O PIBID Geografia na UDESC: Contribuições para formação de professores

Larissa Anjos Santos, Rosa Elisabete M. W. Martins

Resumo


O Programa Institucional de Bolsa de Iniciação à docência – PIBID tem como propósito, segundo o decreto n° 7.219[1], incentivar a formação de docentes à educação básica, valorizar o magistério e dentre outros. Para tanto, através de programa de bolsas, o PIBID oportuniza graduandos de cursos de licenciatura o contato direto com a vivência escolar, onde podem ter a oportunidade de planejar e participar de experiências pedagógicas e práticas docentes de caráter inovador e interdisciplinar, buscando a superação de problemas identificados no processo de ensino-aprendizagem (MAKOWIECKY, 2015).

Tendo em vista o melhoramento do processo de formação de professores, o PIBID possibilita aos graduandos a integração teórico-prática em sua área de conhecimento durante toda a graduação, divergindo dos moldes curriculares normativos, que como aponta Rodrigues (2015), primeiro apresenta a ciência; depois, a sua aplicação, e por último, o estágio supervisionado que supõe a aplicação pelo estudante de conhecimentos técnicos e profissionais adquiridos ao longo de sua formação universitária. O programa possibilita ao graduando transitar pelo conhecimento teórico advindo da academia, juntamente com os conhecimentos oriundos das vivências dos estudantes, trabalhando de maneira efetiva, com o, denominado por Veiga Neto, “saber escolar”, que nada mais é que o “[...] conhecimento acadêmico que, num complicado processo de transposição didática, [é] transformado, adaptado e recontextualizado para depois ser ensinado” (VIEGA NETO – p. 40).

Para tanto, essa aproximação do saber acadêmico com o saber escolar estabelece, não somente uma ruptura nos moldes de currículos normativos, mas também reconfigura os modelos de formação técnica e prática, que delineiam, segundo Rodrigues (2015) que os professores em formação devem compreender primeiramente a teoria na universidade para depois ir às escolas aplicar e praticar o que aprenderam (racionalidade técnica) ou que os conhecimentos necessários para o desempenho e exercício da profissão se dá somente no exercício da função (racionalidade prática).  Por isso, o programa contribui na formação de professores ao passo que trabalha com ambas perspectivas de maneira concomitante. 

A Universidade do Estado de Santa Catarina – UDESC, aderiu ao programa no edital CAPES 01/2011,e segundo Martins (2015): 

As ações propostas, em Geografia, visam, acima de tudo, pensar alternativas para o ensino desta ciência na educação básica, propiciando a pesquisa da realidade escolar e profissional por meio de um processo de estudo e problematização das questões que envolvem a docência. (MARTINS, 2015, p. 45)

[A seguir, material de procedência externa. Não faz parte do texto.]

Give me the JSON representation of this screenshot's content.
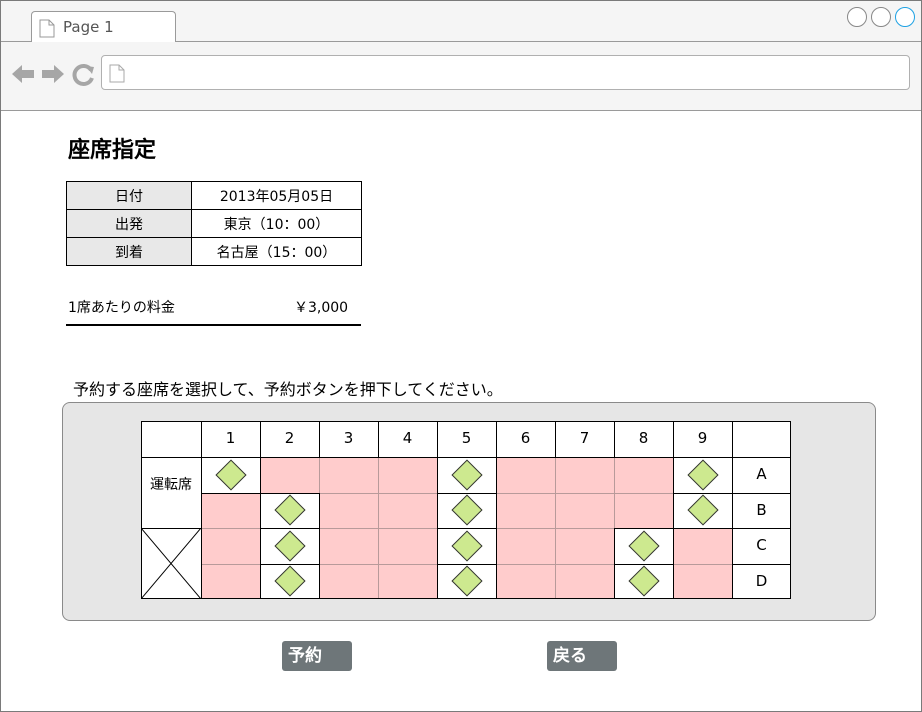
{
  "browser": {
    "tab_title": "Page 1",
    "address": "",
    "icons": [
      "page-icon",
      "back-arrow-icon",
      "forward-arrow-icon",
      "reload-icon"
    ]
  },
  "page": {
    "title": "座席指定",
    "info": [
      {
        "label": "日付",
        "value": "2013年05月05日"
      },
      {
        "label": "出発",
        "value": "東京（10：00）"
      },
      {
        "label": "到着",
        "value": "名古屋（15：00）"
      }
    ],
    "price_label": "1席あたりの料金",
    "price_value": "￥3,000",
    "instruction": "予約する座席を選択して、予約ボタンを押下してください。",
    "seat_map": {
      "columns": [
        "1",
        "2",
        "3",
        "4",
        "5",
        "6",
        "7",
        "8",
        "9"
      ],
      "rows": [
        "A",
        "B",
        "C",
        "D"
      ],
      "driver_label": "運転席",
      "seats": [
        [
          "available",
          "taken",
          "taken",
          "taken",
          "available",
          "taken",
          "taken",
          "taken",
          "available"
        ],
        [
          "taken",
          "available",
          "taken",
          "taken",
          "available",
          "taken",
          "taken",
          "taken",
          "available"
        ],
        [
          "taken",
          "available",
          "taken",
          "taken",
          "available",
          "taken",
          "taken",
          "available",
          "taken"
        ],
        [
          "taken",
          "available",
          "taken",
          "taken",
          "available",
          "taken",
          "taken",
          "available",
          "taken"
        ]
      ],
      "colors": {
        "taken": "#ffcccc",
        "available_marker": "#cde98f",
        "panel": "#e6e6e6"
      }
    },
    "buttons": {
      "reserve": "予約",
      "back": "戻る"
    },
    "button_color": "#6e7679"
  }
}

Sendo assim, além das idas a escola para socialização de projetos e oficinas, o Pibid Geografia[2] proporciona aos bolsistas a participação em eventos e a aproximação da escrita acadêmica.

Na perspectiva de pensar propostas e alternativas para o ensino de geografia, o grupo do PIBID trabalha na perspectiva de que o currículo não é vinculado somente “como um fenômeno eminentemente escolar” (COSTA, WORTMANN e BONIN, 2016, p. 521), mas sim, que este tem o potencial de ser vislumbrado em artefatos culturais como filmes, revistas, séries televisivas, músicas e outros.

Atualmente o grupo é composto por cerca de oito bolsistas, entre remunerados e voluntários, que atuam no ensino fundamental de uma escola da Rede Estadual de Ensino de Santa Catarina com projetos e oficinas vinculados ao conteúdo programático das turmas. Algumas das oficinas que foram aplicadas no ano de 2017 trabalharam com a temática regiões e regionalização através de brincadeiras como cabra cega e caça ao tesouro. Outras, abordaram a temática de astronomia construindo nebulosas em utensílios recicláveis e outros.


[1] Disponível em: <http://www.planalto.gov.br/ccivil_03/_ato2007-2010/2010/decreto/d7219.htm>

[2]  O PIBID Geografia da UDESC é orientado por duas professoras que coordenam dois grupos de trabalho. Este relato apresenta as práticas realizadas pelos bolsistas que estão sob a tutoria da Professora Doutora Rosa Elisabete M. W. Martins. 


Texto completo:

PDF

Referências


COSTA, M. V. WORTMANN, M. L. BONIN, I.T. Contribuições dos estudos culturais às pesquisas sobre currículo – uma revisão. Currículo sem Fronteiras, v. 16, n. 3, p. 509-541, set/dez. 2016.

MAKOWIECKY, S. Por uma educa-ação plena: a UDESC e o PIBID. In: Martins, R. E. M. W. e Rossato, L. (Org.). Reflexões sobre as experiências do PIBID na UDESC. 01 ed. Santa Cruz do Sul/RS: EDUNISC, 2015, v. 01, p. 15-39.

MARTINS, R. E. M. W. PIBID Geografia da FAED/UDESC: experimentações na iniciação a docência. In: Martins, R. E. M. W. e Rossato, L. (Org.). Reflexões sobre as experiências do PIBID na UDESC. 01 ed. Santa Cruz do Sul/RS: EDUNISC, 2015, v. 01, p. 41-56.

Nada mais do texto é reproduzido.